Not surprisingly, SU use was associated with a 5-fold higher risk of severe hypoglycaemia.

This meta-analysis should be considered in the context of the following limitations that may affect the confidence of our findings. First, our search strategy did not include grey literature and the search period ended at 2015. We did not test the effects of setting, stage of disorder, and country of origin.
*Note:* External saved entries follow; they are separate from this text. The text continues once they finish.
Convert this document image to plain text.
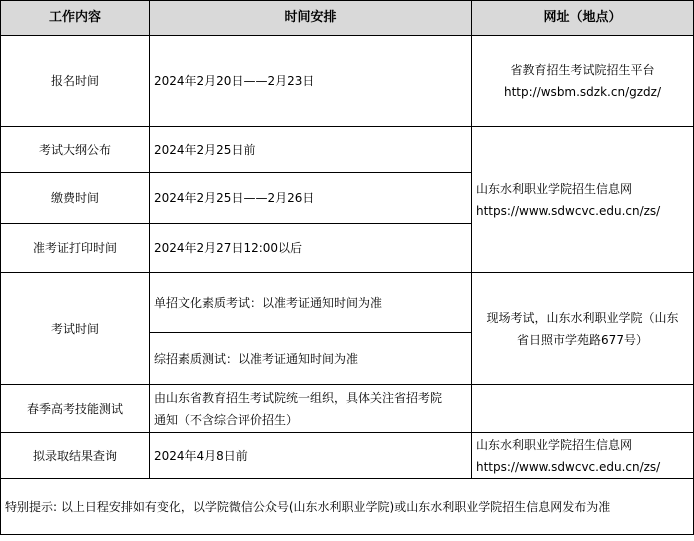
工作内容	时间安排	网址（地点）
报名时间	2024年2月20日——2月23日	省教育招生考试院招生平台
http://wsbm.sdzk.cn/gzdz/

考试大纲公布	2024年2月25日前	山东水利职业学院招生信息网
https://www.sdwcvc.edu.cn/zs/

缴费时间	2024年2月25日——2月26日	
准考证打印时间	2024年2月27日12:00以后	
考试时间	单招文化素质考试：以准考证通知时间为准	现场考试，山东水利职业学院（山东
省日照市学苑路677号）

	综招素质测试：以准考证通知时间为准	
春季高考技能测试	由山东省教育招生考试院统一组织，具体关注省招考院
通知（不含综合评价招生）	

拟录取结果查询	2024年4月8日前	山东水利职业学院招生信息网
https://www.sdwcvc.edu.cn/zs/

特别提示: 以上日程安排如有变化，以学院微信公众号(山东水利职业学院)或山东水利职业学院招生信息网发布为准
It should be considered that other covariates, such as age and BMI, might influence these associations. However, statistical heterogeneity across studies was very low, which does not limit the generalizability of our conclusions. Excluding several studies due to our restrictive inclusion criteria reduced the number of studies for this meta-analysis. Clearly, relatively small numbers of events in both all-cause mortality and MACE analyses is a limitation. Moreover, we did not assess for the possible dose-response of the SUs and were unable to account for the time on-treatment. On the other hand, focusing our analysis only on studies with an active comparator were included, and thus, equal glycaemic control between study arms avoided differences arising from different glucose values. Last but not least, all-cause mortality is a strong endpoint and difficult to misreport in a well-conducted clinical trial.

Conclusion

In comparison to drugs with low hypoglycaemic potential, sulfonylureas had higher odds for all-cause mortality, MACE, myocardial infarction (fatal and non-fatal) and hypoglycaemia. Taken together, our meta-analysis raises concerns about the possible harm related to SU therapy compared to drugs with low hypoglycaemic propensity and further studies are necessary. Important differences may exist within the class, and glimepiride seems to be the safest option according to collective evidence.